今は臨床心理士の方と一緒にこの認知行動療法を週に一回のカウンセリングで行い、担当医の方ともいい関係を築くことができています。やはり、薬は所詮薬であり、認識のゆがみまでは修正できません。
そういう意味で認知行動療法は私にとって一番大事な治療です。将来の夢もでき、今はそれをかなえるために、どうやって社会に復帰をするか四苦八苦しているところです。

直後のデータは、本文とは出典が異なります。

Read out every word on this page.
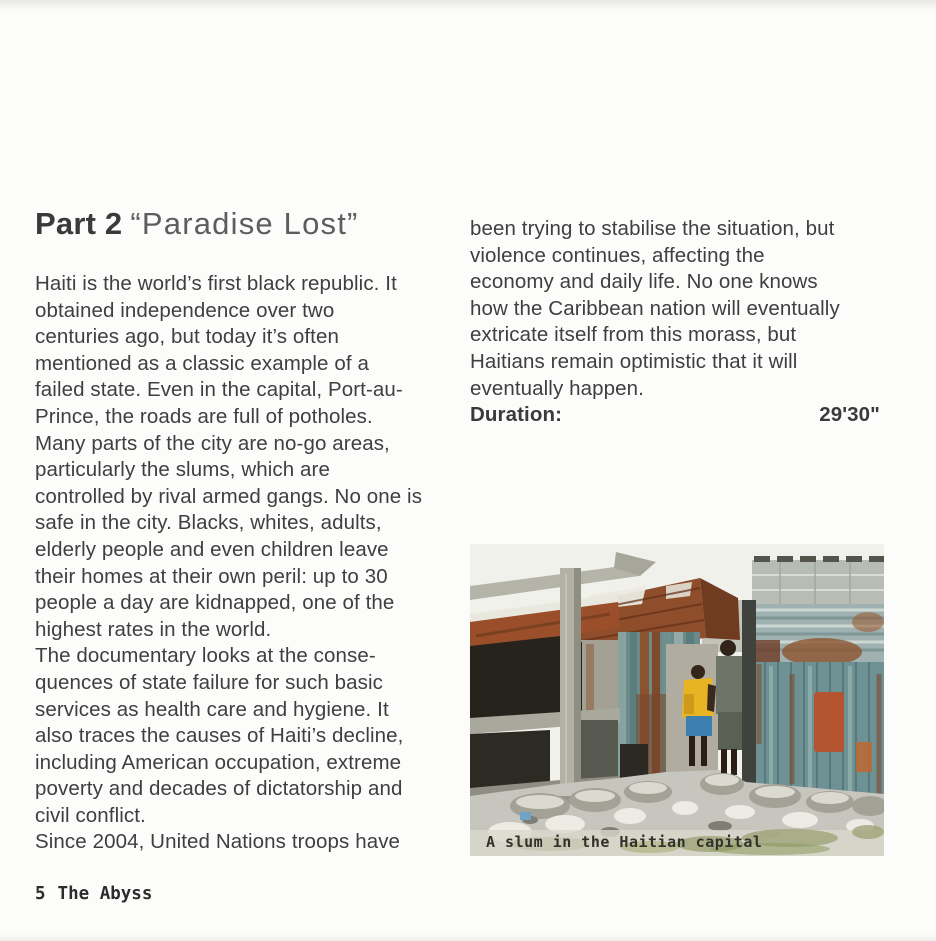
Part 2 “Paradise Lost”
Haiti is the world’s first black republic. It
obtained independence over two
centuries ago, but today it’s often
mentioned as a classic example of a
failed state. Even in the capital, Port-au-
Prince, the roads are full of potholes.
Many parts of the city are no-go areas,
particularly the slums, which are
controlled by rival armed gangs. No one is
safe in the city. Blacks, whites, adults,
elderly people and even children leave
their homes at their own peril: up to 30
people a day are kidnapped, one of the
highest rates in the world.
The documentary looks at the conse-
quences of state failure for such basic
services as health care and hygiene. It
also traces the causes of Haiti’s decline,
including American occupation, extreme
poverty and decades of dictatorship and
civil conflict.
Since 2004, United Nations troops have
been trying to stabilise the situation, but
violence continues, affecting the
economy and daily life. No one knows
how the Caribbean nation will eventually
extricate itself from this morass, but
Haitians remain optimistic that it will
eventually happen.
Duration:	29'30"
A slum in the Haitian capital
5 The Abyss
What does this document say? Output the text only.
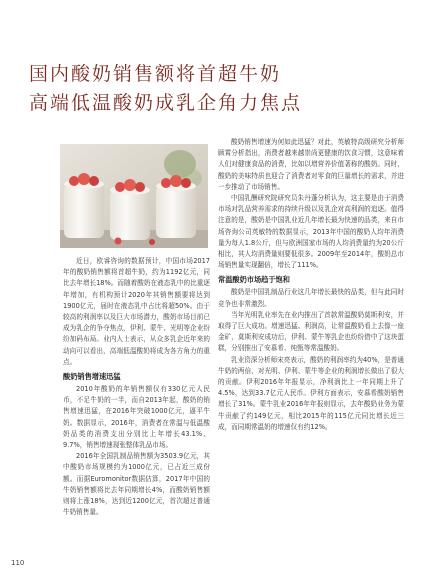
国内酸奶销售额将首超牛奶
高端低温酸奶成乳企角力焦点

近日，欧睿咨询的数据预计，中国市场2017年的酸奶销售额将首超牛奶，约为1192亿元，同比去年增长18%。而随着酸奶在液态乳中的比重逐年增加，有机构预计2020年其销售额要将达到1900亿元，届时在液态乳中占比将超50%。由于较高的利润率以及巨大市场潜力，酸奶市场目前已成为乳企的争夺焦点，伊利、蒙牛、光明等企业纷纷加码布局。业内人士表示，从众多乳企近年来的动向可以看出，高端低温酸奶将成为各方角力的重点。

酸奶销售增速迅猛

2010年酸奶的年销售额仅有330亿元人民币，不足牛奶的一半，而自2013年起，酸奶的销售增速迅猛，在2016年突破1000亿元，逼平牛奶。数据显示，2016年，消费者在常温与低温酸奶品类的消费支出分别比上年增长43.1%、9.7%，销售增速现张整体乳品市场。

2016年全国乳制品销售额为3503.9亿元，其中酸奶市场规模约为1000亿元，已占近三成份额。而据Euromonitor数据估算，2017年中国的牛奶销售额将比去年同期增长4%，而酸奶销售额则将上涨18%，达到近1200亿元，首次超过普通牛奶销售量。

酸奶销售增速为何如此迅猛？对此，英敏特高级研究分析师顾霄分析指出，消费者越来越崇尚更健康的饮食习惯，这意味着人们对健康食品的消费，比如以增营养价值著称的酸奶。同时，酸奶的美味特质也迎合了消费者对零食的巨量增长的需求，并进一步推动了市场销售。

中国乳酬研究院研究员朱丹蓬分析认为，这主要是由于消费市场对乳品营养需求的持续升级以及乳企对高利润的追逐。值得注意的是，酸奶是中国乳业近几年增长最为快速的品类，来自市场咨询公司英敏特的数据显示，2013年中国的酸奶人均年消费量为每人1.8公斤，但与欧洲国家市场的人均消费量约为20公斤相比，其人均消费量则要低很多。2009年至2014年，酸奶总市场销售量实现翻倍，增长了111%。

常温酸奶市场趋于饱和

酸奶是中国乳制品行业这几年增长最快的品类，但与此同时竞争也非常激烈。

当年光明乳业率先在业内推出了首款常温酸奶莫斯利安，并取得了巨大成功。增速迅猛、利润高，让常温酸奶看上去像一座金矿，莫斯利安成功后，伊利、蒙牛等乳企也纷纷借中了这块蛋糕，分别推出了安慕希、纯甄等常温酸奶。

乳业资深分析师宋亮表示，酸奶的利润率约为40%，是普通牛奶的两倍，对光明、伊利、蒙牛等企业的利润增长做出了很大的贡献。伊利2016年年报显示，净利润比上一年同期上升了4.5%，达到33.7亿元人民币。伊利方面表示，安慕希酸奶销售增长了31%。蒙牛乳业2016年年报则显示，去年酸奶业务为蒙牛贡献了约149亿元，相比2015年的115亿元同比增长近三成，而同期常温奶的增速仅有约12%。

110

きっと今発達障害で悩んでいる方も、またその保護者の方や周りで接する方も、いろんなことに悩んでいると思います。でも、一番大事なのは当事者本人が、発達障害と上手く付き合っていこうと割り切れることだと私は思います。発達障害は自分の一部です。過去の自分を否定したくなる時もありますが、むしろ“過去の自分”を“今の自分”が守ってあげることが大切です。それは今の自分を尊重することにもつながります。
「どうしてあんなことをしてしまったのだろう」「どうしてこんな結果になってしまったのだろう」といつまでも自分を責めないで、「あのときはあれが精一杯だった」「十分に頑張っていた」と肯定してあげてください。そうしたら過去の見方が変わって、だんだんと今を見ることができるはずです。
発達障害であるということは、自分の中で大きな不安と焦りの原因になりますので、それが無くなれば二次障害も防げます。「自己肯定感を育てる」これは発達障害にとってはすごく大事なことです。